10-30-2012 02:04 PM
While merging i used IF A !!!
For each ID the symbol variable spans 35 times in the first dataset. BUT the disease code for that patient ranges from 0-35 meaning he might not have a code or has 35 of the codes.
I am merging this with dataset B which has ID common But has more than 35 count for ID(may be a thousand 101's) because of the splitting of the dollar amount
Also in the Dataset B the dollar amount is broken down for each patient
He might also have less than 35 records
ID symbol code
101 1 abc
101 2 def
ID total broken dollar amt(to satisfy 500 in all 101's)
101 500 20
101 500 15
101 500 100
101 500 so on which totals 500
IF HE HAS ONLY 11 Records in the B dataset he is getting the dollar amount on the 11th record retained 35 times because of the first dataset having 35 observations for each patient
When there are 11 in the Dataset B I want only those 11 and not 35
10-30-2012 02:27 PM
You cannot do a many-to-many merge via data steps if you only have one common key variable (in your case, ID) because SAS does not know how to "match" the say 11 records from B to the 35 records in A?

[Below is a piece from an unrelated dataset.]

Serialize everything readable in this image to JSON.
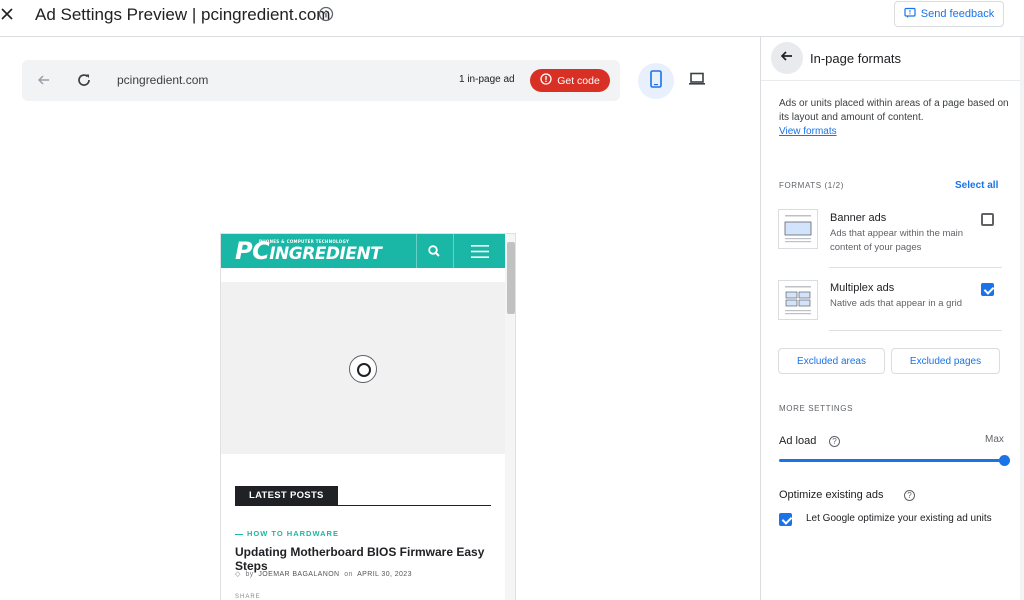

So you need at least another "key" variable that will help you identify uniquely each record in your data set (s).
For example, it would be very helpful if the dollar amt breakdown would have a code associated with it. Then you could sort both data sets by ID Code, then merge them by ID Code.
PROC SQL would work very well on your problem.:smileycool:
10-30-2012 02:40 PM
I would categorize Hash() as part of Datastep implementation, and with Hash() and enough memory, I can hardly see anything that Proc SQL can do while data step can't.
Just my 2 cents,
10-30-2012 01:43 PM
As long as you have large enough RAM to host one of two merging datasets, Hash() will be among most efficient:
do id=1 to 3;
do var1=1 to 2;
do id=1 to 3;
do var2=3 to 5;
if _n_=1 then do;
if 0 then set h2;
declare hash h2(dataset:'h2', multidata:'y');
do rc=0 by 0 while (rc=0);
10-30-2012 03:43 PM
I will put it this way.
I said if A and A dataset has 5000 observations.
I did a merge of A and B and final dataset has 5000 observations?? and I get that NOTE
Do I need to worry abt it??
10-30-2012 03:47 PM
At this stage, I think it is better for you to lay out what exact outcome you are expecting, preferably with sample tables( both incoming and outcoming). Then we can start from there.
10-30-2012 03:32 PM
The NOTE means that SAS does not know how to "match" the records in the two data sets.
One should never ignore that note and instead perform a correct merge.
10-30-2012 03:45 PM
I have to disagree. The NOTE is merely a reminder: " Wait a sec, are you sure this is what you want?", SAS does KNOW how to proceed under this scenario, and it does it with decent consistency. The only thing one should be certain is that given the predicable behavior of SAS, you know what you are getting.
one can manipulate data step to do what they want, regardless what they want makes any common sense or not.